Article 303 out of 1762
Calcium supplements have been linked to an increased risk of developing dementia in older women with certain health conditions.
In a new study in the latest edition (17 August) of online journal Neurology, published by the American Academy of Neurology it was revealed that women who have experienced a stroke or have other signs of cerebrovascular disease (the group of disorders which affect blood flow to the brain) were found to have an increased risk of developing the condition.
Researchers studied 700 women living without dementia in Sweden between the ages of 70 and 92. Memory and thinking tests were conducted and women were asked if they took calcium supplements with the tests being repeated five years later.
The results indicated that women who took calcium supplements were twice as likely to develop dementia compared to those who did not take supplements, but this was only found to be true in those who already had a history of cerebrovascular disease.

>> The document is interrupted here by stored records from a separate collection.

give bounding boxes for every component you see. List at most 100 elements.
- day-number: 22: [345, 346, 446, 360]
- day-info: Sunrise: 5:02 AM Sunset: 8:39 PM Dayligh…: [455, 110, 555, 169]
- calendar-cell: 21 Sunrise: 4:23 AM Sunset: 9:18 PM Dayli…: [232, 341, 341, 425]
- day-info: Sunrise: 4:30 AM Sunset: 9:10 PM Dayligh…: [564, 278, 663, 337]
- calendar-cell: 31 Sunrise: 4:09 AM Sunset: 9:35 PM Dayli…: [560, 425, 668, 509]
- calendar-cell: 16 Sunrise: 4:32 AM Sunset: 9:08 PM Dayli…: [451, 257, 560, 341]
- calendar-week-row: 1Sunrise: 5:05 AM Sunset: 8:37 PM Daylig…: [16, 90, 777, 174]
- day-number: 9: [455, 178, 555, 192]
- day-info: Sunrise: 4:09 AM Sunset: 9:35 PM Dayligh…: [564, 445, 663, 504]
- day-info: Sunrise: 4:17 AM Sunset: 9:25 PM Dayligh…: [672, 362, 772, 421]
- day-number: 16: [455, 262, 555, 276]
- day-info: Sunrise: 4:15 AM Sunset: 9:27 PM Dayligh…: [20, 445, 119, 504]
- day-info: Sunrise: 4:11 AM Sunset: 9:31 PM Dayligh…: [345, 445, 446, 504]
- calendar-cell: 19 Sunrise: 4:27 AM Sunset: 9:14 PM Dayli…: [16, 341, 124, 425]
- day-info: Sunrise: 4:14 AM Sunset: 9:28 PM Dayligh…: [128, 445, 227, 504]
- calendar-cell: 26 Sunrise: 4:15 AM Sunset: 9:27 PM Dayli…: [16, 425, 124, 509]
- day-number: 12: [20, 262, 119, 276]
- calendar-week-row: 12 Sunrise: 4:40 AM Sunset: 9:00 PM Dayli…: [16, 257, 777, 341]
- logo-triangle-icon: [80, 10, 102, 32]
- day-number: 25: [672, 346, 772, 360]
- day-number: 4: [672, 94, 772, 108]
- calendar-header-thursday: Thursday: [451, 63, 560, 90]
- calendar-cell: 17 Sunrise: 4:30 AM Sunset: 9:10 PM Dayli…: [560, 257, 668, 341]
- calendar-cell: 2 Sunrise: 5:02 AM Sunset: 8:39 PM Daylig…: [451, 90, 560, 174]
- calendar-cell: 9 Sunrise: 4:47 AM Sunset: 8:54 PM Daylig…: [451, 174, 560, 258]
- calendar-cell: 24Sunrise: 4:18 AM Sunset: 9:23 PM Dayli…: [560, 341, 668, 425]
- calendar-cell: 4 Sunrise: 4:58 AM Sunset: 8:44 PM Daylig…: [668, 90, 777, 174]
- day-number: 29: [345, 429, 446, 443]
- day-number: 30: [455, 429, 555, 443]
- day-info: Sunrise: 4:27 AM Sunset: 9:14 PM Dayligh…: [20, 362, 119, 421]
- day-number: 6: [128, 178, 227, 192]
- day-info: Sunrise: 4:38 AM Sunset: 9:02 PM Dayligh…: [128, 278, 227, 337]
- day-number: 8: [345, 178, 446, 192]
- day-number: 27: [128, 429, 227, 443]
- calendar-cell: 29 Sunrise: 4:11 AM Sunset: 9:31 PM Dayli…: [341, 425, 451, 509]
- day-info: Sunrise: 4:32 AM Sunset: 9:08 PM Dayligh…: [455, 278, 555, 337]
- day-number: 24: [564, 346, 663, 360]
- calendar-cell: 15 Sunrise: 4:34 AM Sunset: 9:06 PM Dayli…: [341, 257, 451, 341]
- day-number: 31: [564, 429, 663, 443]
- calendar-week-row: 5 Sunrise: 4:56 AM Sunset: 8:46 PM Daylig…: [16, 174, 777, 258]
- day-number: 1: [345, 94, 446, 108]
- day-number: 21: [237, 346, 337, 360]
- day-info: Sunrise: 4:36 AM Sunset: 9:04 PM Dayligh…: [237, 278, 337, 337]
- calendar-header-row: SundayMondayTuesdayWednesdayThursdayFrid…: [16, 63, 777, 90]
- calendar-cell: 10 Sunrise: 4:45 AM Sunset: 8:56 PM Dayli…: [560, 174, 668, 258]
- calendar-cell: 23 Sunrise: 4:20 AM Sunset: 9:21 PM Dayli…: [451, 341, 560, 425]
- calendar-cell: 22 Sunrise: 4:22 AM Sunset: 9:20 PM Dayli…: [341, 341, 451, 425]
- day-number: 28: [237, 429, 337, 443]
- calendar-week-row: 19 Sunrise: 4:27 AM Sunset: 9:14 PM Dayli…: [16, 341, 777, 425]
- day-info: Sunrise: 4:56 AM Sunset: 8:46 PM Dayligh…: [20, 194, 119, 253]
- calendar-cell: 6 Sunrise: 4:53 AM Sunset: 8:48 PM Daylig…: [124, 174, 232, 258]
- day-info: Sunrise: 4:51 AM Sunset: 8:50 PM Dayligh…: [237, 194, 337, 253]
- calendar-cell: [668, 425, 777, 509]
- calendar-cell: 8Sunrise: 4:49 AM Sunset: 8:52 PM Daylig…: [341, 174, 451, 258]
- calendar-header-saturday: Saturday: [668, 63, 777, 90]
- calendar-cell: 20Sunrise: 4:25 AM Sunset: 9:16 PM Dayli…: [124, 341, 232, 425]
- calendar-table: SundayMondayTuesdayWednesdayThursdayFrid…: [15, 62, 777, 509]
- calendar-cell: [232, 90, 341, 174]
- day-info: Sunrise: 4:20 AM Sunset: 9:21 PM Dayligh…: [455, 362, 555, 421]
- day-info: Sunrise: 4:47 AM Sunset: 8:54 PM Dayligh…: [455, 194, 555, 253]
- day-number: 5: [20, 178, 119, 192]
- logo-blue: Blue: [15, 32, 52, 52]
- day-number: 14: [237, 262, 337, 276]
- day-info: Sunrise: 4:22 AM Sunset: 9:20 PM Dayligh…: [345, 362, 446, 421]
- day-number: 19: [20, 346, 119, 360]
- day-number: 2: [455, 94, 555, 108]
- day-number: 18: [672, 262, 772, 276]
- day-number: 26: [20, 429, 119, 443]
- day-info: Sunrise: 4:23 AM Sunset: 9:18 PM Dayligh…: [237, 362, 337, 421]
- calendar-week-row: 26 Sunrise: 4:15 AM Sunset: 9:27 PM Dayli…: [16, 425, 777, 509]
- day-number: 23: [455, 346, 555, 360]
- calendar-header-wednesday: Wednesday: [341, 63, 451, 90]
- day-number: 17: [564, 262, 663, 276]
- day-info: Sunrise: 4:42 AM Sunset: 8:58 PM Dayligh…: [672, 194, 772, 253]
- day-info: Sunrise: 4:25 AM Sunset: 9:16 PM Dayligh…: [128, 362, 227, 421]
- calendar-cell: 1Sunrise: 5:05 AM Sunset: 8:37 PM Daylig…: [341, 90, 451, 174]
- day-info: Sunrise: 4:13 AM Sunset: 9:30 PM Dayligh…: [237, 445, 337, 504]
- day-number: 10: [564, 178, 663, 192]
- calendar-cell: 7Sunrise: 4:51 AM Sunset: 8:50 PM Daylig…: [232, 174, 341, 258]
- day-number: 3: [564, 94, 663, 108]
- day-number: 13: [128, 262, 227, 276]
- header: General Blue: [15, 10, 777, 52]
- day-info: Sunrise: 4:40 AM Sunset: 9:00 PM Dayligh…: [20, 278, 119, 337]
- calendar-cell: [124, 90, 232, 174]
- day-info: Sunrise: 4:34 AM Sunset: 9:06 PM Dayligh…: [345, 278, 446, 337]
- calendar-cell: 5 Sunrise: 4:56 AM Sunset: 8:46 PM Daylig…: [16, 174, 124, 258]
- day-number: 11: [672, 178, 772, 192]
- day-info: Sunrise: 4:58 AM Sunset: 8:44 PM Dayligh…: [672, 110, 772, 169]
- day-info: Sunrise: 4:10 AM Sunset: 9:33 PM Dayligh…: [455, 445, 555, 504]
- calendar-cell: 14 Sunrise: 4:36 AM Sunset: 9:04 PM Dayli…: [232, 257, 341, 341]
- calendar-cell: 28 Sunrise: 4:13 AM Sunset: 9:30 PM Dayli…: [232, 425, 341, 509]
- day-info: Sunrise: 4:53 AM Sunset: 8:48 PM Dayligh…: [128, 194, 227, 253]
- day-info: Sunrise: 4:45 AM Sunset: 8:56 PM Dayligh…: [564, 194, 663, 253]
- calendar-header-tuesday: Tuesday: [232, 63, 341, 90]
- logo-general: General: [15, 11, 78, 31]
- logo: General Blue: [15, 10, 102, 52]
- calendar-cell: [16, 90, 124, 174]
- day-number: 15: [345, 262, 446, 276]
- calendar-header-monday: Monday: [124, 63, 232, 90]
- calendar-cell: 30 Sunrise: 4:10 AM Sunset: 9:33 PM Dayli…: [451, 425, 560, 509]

Director of research at Alzheimer’s Society, Dr Doug Brown, said: “While this research does not show a direct link between calcium supplements and increased dementia risk, it does warrant further investigation. Although the study involved 700 women, only 59 went on to develop dementia and of those, only 14 were taking calcium supplements. The risk was only found in women who had history of strokes and blood flow problems and so it’s important to find out more about the role of calcium supplements for this group of people.”
Overall, 14 out of the 98 women who took supplements went on to develop dementia. Those without a history of stroke or areas of damage to the brain associated with an increased risk of dementia (known as white matter lesions) were found to have no increased risk of dementia from taking calcium supplements.
Dr Brown continued: “People should not worry about eating and drinking calcium as part of a normal, healthy balanced diet. Calcium is essential to build strong bones and teeth and also aids muscle contraction.
“This study looked at calcium supplements only, which have a different effect in the body to dietary calcium. If you are taking calcium supplements and are concerned, speak to your GP before making any changes to your medication.”